Non vale pertanto l’assunto secondo cui il danno sarebbe in re ipsa, nel senso che sarebbe coincidente con la lesione dell’interesse. Deve affermarsi invece che dalla lesione dell’interesse scaturiscono, o meglio possono scaturire, le suindicate conseguenze, che, in relazione alle varie fattispecie, potranno avere diversa ampiezza e consistenza, in termini di intensità e protrazione nel tempo.

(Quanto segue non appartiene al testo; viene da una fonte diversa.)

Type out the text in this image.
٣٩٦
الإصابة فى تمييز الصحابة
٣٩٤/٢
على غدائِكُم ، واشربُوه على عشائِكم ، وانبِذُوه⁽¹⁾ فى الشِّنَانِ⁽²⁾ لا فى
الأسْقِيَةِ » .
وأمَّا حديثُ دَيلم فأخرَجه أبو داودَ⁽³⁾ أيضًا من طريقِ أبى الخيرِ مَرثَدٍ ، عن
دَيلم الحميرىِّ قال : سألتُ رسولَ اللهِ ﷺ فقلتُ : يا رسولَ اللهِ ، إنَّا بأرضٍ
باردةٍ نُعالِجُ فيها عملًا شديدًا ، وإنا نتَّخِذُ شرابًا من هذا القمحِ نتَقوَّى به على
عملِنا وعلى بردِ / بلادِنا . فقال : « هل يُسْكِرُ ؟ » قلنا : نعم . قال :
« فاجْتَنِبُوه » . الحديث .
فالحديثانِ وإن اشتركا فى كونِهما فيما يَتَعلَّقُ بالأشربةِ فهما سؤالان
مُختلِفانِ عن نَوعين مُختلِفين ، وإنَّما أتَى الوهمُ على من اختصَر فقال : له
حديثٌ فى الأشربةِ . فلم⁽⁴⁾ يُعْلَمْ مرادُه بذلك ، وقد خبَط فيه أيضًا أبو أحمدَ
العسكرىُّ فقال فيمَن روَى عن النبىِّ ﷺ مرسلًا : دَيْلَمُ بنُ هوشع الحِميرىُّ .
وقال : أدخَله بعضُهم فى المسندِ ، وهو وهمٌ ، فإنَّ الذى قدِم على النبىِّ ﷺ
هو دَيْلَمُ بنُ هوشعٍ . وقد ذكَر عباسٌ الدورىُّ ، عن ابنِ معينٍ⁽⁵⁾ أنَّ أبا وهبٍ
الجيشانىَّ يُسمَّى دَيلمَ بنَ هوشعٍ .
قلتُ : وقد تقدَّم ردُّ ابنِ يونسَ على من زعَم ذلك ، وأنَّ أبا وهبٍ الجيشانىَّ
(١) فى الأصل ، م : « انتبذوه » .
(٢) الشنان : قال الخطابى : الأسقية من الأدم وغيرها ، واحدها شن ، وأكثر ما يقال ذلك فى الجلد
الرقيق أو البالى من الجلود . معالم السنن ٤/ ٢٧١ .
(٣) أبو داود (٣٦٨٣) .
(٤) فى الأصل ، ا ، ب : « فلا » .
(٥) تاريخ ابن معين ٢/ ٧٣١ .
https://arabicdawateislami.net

Il danno in questione deve quindi essere allegato e provato. Trattandosi tuttavia di pregiudizio che sì proietta nel futuro (diversamente dal danno morale soggettivo contingente), dovendosi aver riguardo al periodo di tempo nel quale si sarebbe presumibilmente esplicato il godimento del congiunto che l’illecito ha invece reso impossibile, sarà consentito il ricorso a valutazioni prognostiche ed a presunzioni sulla base degli elementi obbiettivi che sarà onere del danneggiato fornire.
La sua liquidazione, vertendosi in tema di lesione di valori inerenti alla persona. in quanto tali privi dì contenuto economico, non potrà che avvenire in base a valutazione equitativa (artt. 1226 e 2056 c.c.), tenuto conto dell’intensità del vincolo familiare, della situazione di convivenza, e di ogni ulteriore utile circostanza, quali la consistenza più o meno ampia del nucleo familiare, le abitudini di vita, l’età della vittima e dei singoli superstiti.
Ed é appena il caso di notare che il danno non patrimoniale da perdita del rapporto parentale, in quanto ontologicamente diverso dal danno morale soggettivo contingente, può essere riconosciuto a favore dei congiunti unitamente a quest’ultimo, senza che possa ravvisarsi una duplicazione di risarcimento.
Ma va altresì precisato che, costituendo nel contempo funzione e limite del risarcimento del danno alla persona, unitariamente considerata, la riparazione del pregiudizio effettivamente subito, il giudice di merito, nel caso di attribuzione congiunta del danno morale soggettivo e del danno da perdita del rapporto parentale, dovrà considerare, nel liquidare il primo, la più limitata funzione di ristoro della sofferenza contingente che gli va riconosciuta, poiché, diversamente, sarebbe concreto il rischio di duplicazione del risarcimento. In altri termini, dovrà il giudice assicurare che sia raggiunto un giusto equilibrio tra le varie voci che concorrono a determinare il complessivo risarcimento.
- In conclusione, deve affermarsi che é incorsa in errore la corte territoriale affermando che la prova del danno era in re ipsa.L’impugnata sentenza va quindi cassata con rinvio ad altro giudice di pari grado, che dovrà attenersi ai suenunciati principi (sub n. 2.1. e n. 3. l.10) .
Il giudice di rinvio, che sì designa in altra sezione della Corte d’appello di Brescia, provvederà anche sulle spese del giudizio di cassazione.
PER QUESTI MOTIVI
La Corte riunisce i ricorsi e li accogli: cassa e rinvia, anche per le spese, ad altra sezione della Corte d’appello di Brescia.